Of course, mining is operationally challenging. Bad weather, strikes, and equipment failure are just three reasons why production could be interrupted. There are also political risks associated with doing business in West Africa. Burkina Faso’s military leader recently said in a TV interview that “democracy is not for us”.
Despite these challenges, the stock’s delivered some impressive gains over the past year or so. Since the start of January 2025, Endeavour Mining’s share price has rocketed 230% due to a soaring gold price. It means a £500 investment made on 1 January 2025, is now (21 April) worth £1,659. That’s an incredible profit of £1,159.
Include the dividends of $2.02 (£1.50) a share and the gain becomes £1,210 (242%).
Could this amazing run continue?
If the most optimistic analyst is correct, a £500 investment today could grow to £602 within 12 months. But the consensus is that the group’s shares are fairly priced.
Since achieving an all-time high in January, the gold price has slipped back by around 17%. Reduced expectations of US interest rate cuts are to blame.
But many of the world’s central banks are still buying gold. Its reputation as a safe haven makes it particular attractive during times of economic uncertainty. Analysts are expecting up to 800 tonnes to be bought in 2026. In March, China recorded its 17th consecutive month of an increase in its gold stockpile.

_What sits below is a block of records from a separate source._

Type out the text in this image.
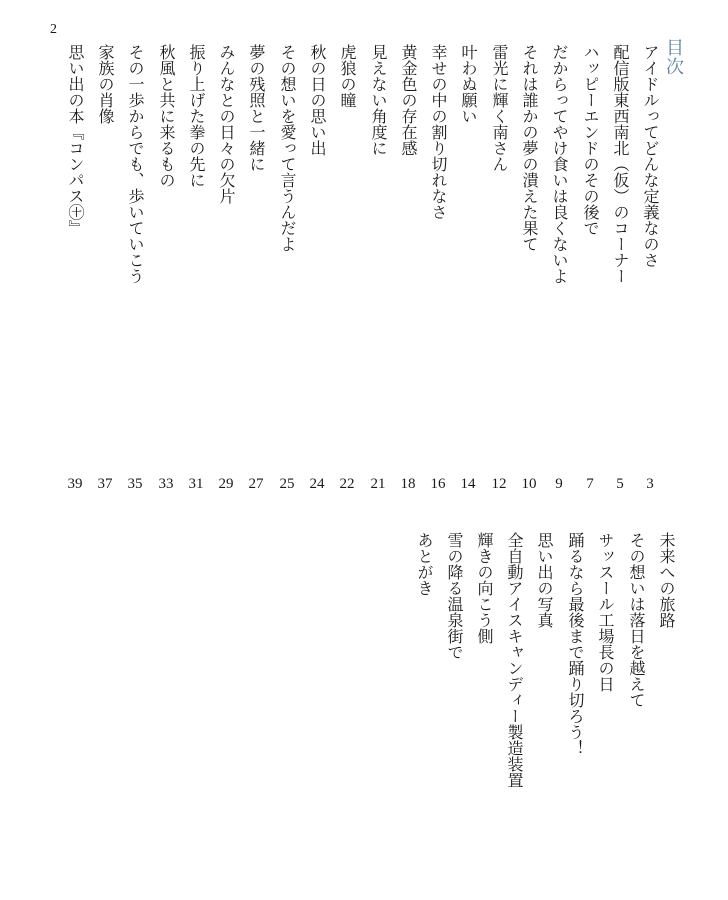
2
目次
アイドルってどんな定義なのさ
3
配信版東西南北（仮）のコーナー
5
ハッピーエンドのその後で
7
だからってやけ食いは良くないよ
9
それは誰かの夢の潰えた果て
10
雷光に輝く南さん
12
叶わぬ願い
14
幸せの中の割り切れなさ
16
黄金色の存在感
18
見えない角度に
21
虎狼の瞳
22
秋の日の思い出
24
その想いを愛って言うんだよ
25
夢の残照と一緒に
27
みんなとの日々の欠片
29
振り上げた拳の先に
31
秋風と共に来るもの
33
その一歩からでも、歩いていこう
35
家族の肖像
37
思い出の本『コンパス㊉』
39
未来への旅路
その想いは落日を越えて
サッスール工場長の日
踊るなら最後まで踊り切ろう！
思い出の写真
全自動アイスキャンディー製造装置
輝きの向こう側
雪の降る温泉街で
あとがき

A number of banks are forecasting the price of the precious metal to reach $6,000/oz this year. It’s currently trading at around $4,800. Forecasts beyond this period need to be taken with a pinch of salt but I’ve seen one prediction that it could reach $10,000 by 2036.
Against this backdrop, along with its strong balance sheet and one of the industry’s lowest costs of production, I think Endeavour Mining remains a stock to consider by long-term investors as part of a diversified portfolio.